LINGARD or LYNGARD, RICHARD (1598?–1670), dean of Lismore, probably an Englishman, was educated at Cambridge. Proceeding to Ireland, he was ordained deacon on 22 Oct. 1621, priest on 22 Oct. 1622, and became vicar of Killaire in the county of Meath, a benefice which no longer exists. On 28 Sept. 1633 he was collated to the vicarage of St. Mary's, Athlone, with that of Kilclough and the curacy of Ballyloughloe, all in the diocese of Meath and the county of Westmeath. In March 1639 he was appointed archdeacon of Clonmacnoise. Charles I granted him the rectorial tithes of his benefice of Athlone as an augmentation, and added to them the tithes of Ratoath, near Dublin.

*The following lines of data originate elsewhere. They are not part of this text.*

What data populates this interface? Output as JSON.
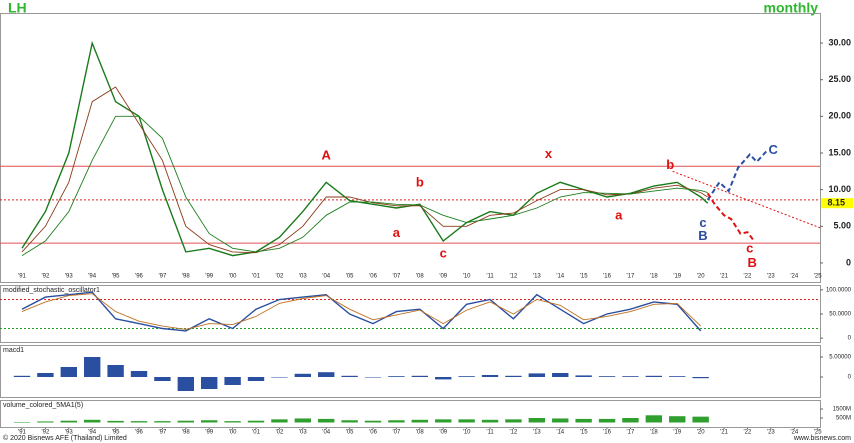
{
  "header": {
    "symbol": "LH",
    "period": "monthly"
  },
  "chart_data": [
    {
      "type": "line",
      "panel": "price",
      "x": [
        1991,
        1992,
        1993,
        1994,
        1995,
        1996,
        1997,
        1998,
        1999,
        2000,
        2001,
        2002,
        2003,
        2004,
        2005,
        2006,
        2007,
        2008,
        2009,
        2010,
        2011,
        2012,
        2013,
        2014,
        2015,
        2016,
        2017,
        2018,
        2019,
        2020,
        2020.3
      ],
      "series": [
        {
          "color": "#1a7a1a",
          "values": [
            2,
            7,
            15,
            30,
            22,
            20,
            10,
            1.5,
            2,
            1,
            1.5,
            3.5,
            7,
            11,
            8.5,
            8,
            7.5,
            8,
            3,
            5.5,
            7,
            6.5,
            9.5,
            11,
            10,
            9,
            9.5,
            10.5,
            11,
            9,
            8.15
          ]
        },
        {
          "color": "#8b3a1a",
          "values": [
            1.5,
            5,
            11,
            22,
            24,
            19,
            14,
            5,
            2.5,
            1.5,
            1.4,
            2.5,
            5,
            9,
            9,
            8.2,
            7.8,
            7.8,
            5,
            5,
            6.5,
            6.8,
            8.5,
            10,
            10,
            9.3,
            9.4,
            10.2,
            10.6,
            9.6,
            9
          ]
        },
        {
          "color": "#1f7f1f",
          "values": [
            1,
            3,
            7,
            14,
            20,
            20,
            17,
            9,
            4,
            2,
            1.5,
            2,
            3.5,
            6.5,
            8.3,
            8.3,
            8,
            7.9,
            6.5,
            5.5,
            6,
            6.5,
            7.5,
            9,
            9.6,
            9.5,
            9.4,
            9.8,
            10.2,
            9.9,
            9.6
          ]
        }
      ],
      "xlim": [
        1990.06,
        2025.1
      ],
      "xticks": [
        {
          "value": 1991,
          "label": "'91"
        },
        {
          "value": 1992,
          "label": "'92"
        },
        {
          "value": 1993,
          "label": "'93"
        },
        {
          "value": 1994,
          "label": "'94"
        },
        {
          "value": 1995,
          "label": "'95"
        },
        {
          "value": 1996,
          "label": "'96"
        },
        {
          "value": 1997,
          "label": "'97"
        },
        {
          "value": 1998,
          "label": "'98"
        },
        {
          "value": 1999,
          "label": "'99"
        },
        {
          "value": 2000,
          "label": "'00"
        },
        {
          "value": 2001,
          "label": "'01"
        },
        {
          "value": 2002,
          "label": "'02"
        },
        {
          "value": 2003,
          "label": "'03"
        },
        {
          "value": 2004,
          "label": "'04"
        },
        {
          "value": 2005,
          "label": "'05"
        },
        {
          "value": 2006,
          "label": "'06"
        },
        {
          "value": 2007,
          "label": "'07"
        },
        {
          "value": 2008,
          "label": "'08"
        },
        {
          "value": 2009,
          "label": "'09"
        },
        {
          "value": 2010,
          "label": "'10"
        },
        {
          "value": 2011,
          "label": "'11"
        },
        {
          "value": 2012,
          "label": "'12"
        },
        {
          "value": 2013,
          "label": "'13"
        },
        {
          "value": 2014,
          "label": "'14"
        },
        {
          "value": 2015,
          "label": "'15"
        },
        {
          "value": 2016,
          "label": "'16"
        },
        {
          "value": 2017,
          "label": "'17"
        },
        {
          "value": 2018,
          "label": "'18"
        },
        {
          "value": 2019,
          "label": "'19"
        },
        {
          "value": 2020,
          "label": "'20"
        },
        {
          "value": 2021,
          "label": "'21"
        },
        {
          "value": 2022,
          "label": "'22"
        },
        {
          "value": 2023,
          "label": "'23"
        },
        {
          "value": 2024,
          "label": "'24"
        },
        {
          "value": 2025,
          "label": "'25"
        }
      ],
      "ylim": [
        -2.6,
        34.1
      ],
      "yticks": [
        0,
        {
          "value": 5,
          "label": "5.00"
        },
        {
          "value": 10,
          "label": "10.00"
        },
        {
          "value": 15,
          "label": "15.00"
        },
        {
          "value": 20,
          "label": "20.00"
        },
        {
          "value": 25,
          "label": "25.00"
        },
        {
          "value": 30,
          "label": "30.00"
        }
      ],
      "last_price": 8.15,
      "levels": [
        {
          "value": 13.2,
          "color": "#e05050",
          "style": "solid"
        },
        {
          "value": 2.7,
          "color": "#e05050",
          "style": "solid"
        },
        {
          "value": 8.6,
          "color": "#e02020",
          "style": "dotted"
        }
      ],
      "projections": [
        {
          "color": "#2a4fa0",
          "style": "dashed",
          "x": [
            2020.3,
            2020.8,
            2021.2,
            2021.6,
            2022.1,
            2022.4,
            2022.8
          ],
          "y": [
            8.6,
            11,
            9.8,
            13,
            14.8,
            13.8,
            15.2
          ]
        },
        {
          "color": "#e01010",
          "style": "dashed",
          "x": [
            2020.3,
            2020.6,
            2021.0,
            2021.3,
            2021.7,
            2022.0,
            2022.3
          ],
          "y": [
            9.5,
            8,
            6.5,
            6,
            4,
            4.2,
            2.9
          ]
        },
        {
          "color": "#e01010",
          "style": "dotted",
          "x": [
            2018.8,
            2025.1
          ],
          "y": [
            12.5,
            4.8
          ]
        }
      ],
      "annotations": [
        {
          "text": "A",
          "x": 2004,
          "y": 14.6,
          "color": "#e01010"
        },
        {
          "text": "b",
          "x": 2008,
          "y": 10.9,
          "color": "#e01010"
        },
        {
          "text": "a",
          "x": 2007,
          "y": 4,
          "color": "#e01010"
        },
        {
          "text": "c",
          "x": 2009,
          "y": 1.2,
          "color": "#e01010"
        },
        {
          "text": "x",
          "x": 2013.5,
          "y": 14.8,
          "color": "#e01010"
        },
        {
          "text": "a",
          "x": 2016.5,
          "y": 6.4,
          "color": "#e01010"
        },
        {
          "text": "b",
          "x": 2018.7,
          "y": 13.3,
          "color": "#e01010"
        },
        {
          "text": "c",
          "x": 2020.1,
          "y": 5.4,
          "color": "#2a4fa0"
        },
        {
          "text": "B",
          "x": 2020.1,
          "y": 3.6,
          "color": "#2a4fa0"
        },
        {
          "text": "c",
          "x": 2022.1,
          "y": 1.9,
          "color": "#e01010"
        },
        {
          "text": "B",
          "x": 2022.2,
          "y": -0.1,
          "color": "#e01010"
        },
        {
          "text": "C",
          "x": 2023.1,
          "y": 15.3,
          "color": "#2a4fa0"
        }
      ]
    },
    {
      "type": "line",
      "panel": "oscillator",
      "title": "modified_stochastic_oscillator1",
      "x": [
        1991,
        1992,
        1993,
        1994,
        1995,
        1996,
        1997,
        1998,
        1999,
        2000,
        2001,
        2002,
        2003,
        2004,
        2005,
        2006,
        2007,
        2008,
        2009,
        2010,
        2011,
        2012,
        2013,
        2014,
        2015,
        2016,
        2017,
        2018,
        2019,
        2020
      ],
      "series": [
        {
          "color": "#2a4fa0",
          "values": [
            60,
            85,
            90,
            95,
            40,
            30,
            20,
            15,
            40,
            20,
            60,
            80,
            85,
            90,
            50,
            30,
            55,
            60,
            20,
            70,
            80,
            40,
            90,
            60,
            30,
            50,
            60,
            75,
            70,
            15
          ]
        },
        {
          "color": "#c07020",
          "values": [
            55,
            75,
            88,
            92,
            55,
            35,
            25,
            18,
            30,
            28,
            45,
            72,
            82,
            88,
            60,
            38,
            48,
            58,
            30,
            58,
            75,
            50,
            80,
            68,
            38,
            45,
            55,
            70,
            72,
            25
          ]
        }
      ],
      "xlim": [
        1990.06,
        2025.1
      ],
      "ylim": [
        -8,
        110
      ],
      "yticks": [
        0,
        {
          "value": 50,
          "label": "50.0000"
        },
        {
          "value": 100,
          "label": "100.0000"
        }
      ],
      "levels": [
        {
          "value": 80,
          "color": "#e02020",
          "style": "dotted"
        },
        {
          "value": 20,
          "color": "#20a020",
          "style": "dotted"
        }
      ]
    },
    {
      "type": "bar",
      "panel": "macd",
      "title": "macd1",
      "x": [
        1991,
        1992,
        1993,
        1994,
        1995,
        1996,
        1997,
        1998,
        1999,
        2000,
        2001,
        2002,
        2003,
        2004,
        2005,
        2006,
        2007,
        2008,
        2009,
        2010,
        2011,
        2012,
        2013,
        2014,
        2015,
        2016,
        2017,
        2018,
        2019,
        2020
      ],
      "values": [
        0.3,
        1,
        2.5,
        5,
        3,
        1.5,
        -1,
        -3.5,
        -3,
        -2,
        -1,
        0,
        0.8,
        1.2,
        0.3,
        0,
        0.2,
        0.3,
        -0.6,
        0.2,
        0.5,
        0.3,
        0.9,
        1,
        0.4,
        0.2,
        0.2,
        0.3,
        0.2,
        -0.3
      ],
      "color": "#2a4fa0",
      "xlim": [
        1990.06,
        2025.1
      ],
      "ylim": [
        -5,
        8
      ],
      "yticks": [
        0,
        {
          "value": 5,
          "label": "5.00000"
        }
      ]
    },
    {
      "type": "bar",
      "panel": "volume",
      "title": "volume_colored_5MA1(5)",
      "x": [
        1991,
        1992,
        1993,
        1994,
        1995,
        1996,
        1997,
        1998,
        1999,
        2000,
        2001,
        2002,
        2003,
        2004,
        2005,
        2006,
        2007,
        2008,
        2009,
        2010,
        2011,
        2012,
        2013,
        2014,
        2015,
        2016,
        2017,
        2018,
        2019,
        2020
      ],
      "values": [
        60,
        120,
        200,
        300,
        180,
        150,
        150,
        200,
        250,
        150,
        200,
        350,
        450,
        400,
        250,
        200,
        250,
        300,
        350,
        350,
        300,
        350,
        500,
        450,
        400,
        400,
        500,
        800,
        700,
        650
      ],
      "color": "#2f9f2f",
      "xlim": [
        1990.06,
        2025.1
      ],
      "ylim": [
        -500,
        2500
      ],
      "yticks": [
        {
          "value": 500,
          "label": "500M"
        },
        {
          "value": 1500,
          "label": "1500M"
        }
      ]
    }
  ],
  "footer": {
    "copyright": "© 2020 Bisnews AFE (Thailand) Limited",
    "site": "www.bisnews.com"
  }
}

Lingard remained legally rector of Athlone until 1660, though his place was supplied by puritan preachers during the Commonwealth, and he himself was obliged to fly from his parish. At the Restoration he was appointed by royal mandate (dated 29 Dec. 1660) to a senior fellowship in the university of Dublin, and was made professor of divinity about the same time. On 31 May 1661, in conjunction with the vice-chancellor (Jeremy Taylor) and the provost (Thomas Seele), he was authorised by the university to arrange for the transfer of Archbishop Ussher's library from the castle to Trinity College, and to catalogue it. In 1662 he held the post of vice-provost of the university. He became D.D. of Dublin (ad eund. Cantabr.) in 1664, and dean of Lismore on 2 March 1666, in which year (6 April) he resigned his fellowship. On 15 July 1669 the university of Oxford directed that he should be admitted to the degree of D.D., ‘but whether he was so it appears not,’ says Wood. He died on or about 10 Nov. 1670, and was buried in the chapel of Trinity College, Dublin. A monument erected to his memory in the vestibule of the chapel has disappeared. In 1671 ‘An Elegy and Funeral Oration,’ spoken in memory of him in the college hall, in which ‘may be seen a just character of his great learning and worth,’ was published at Dublin.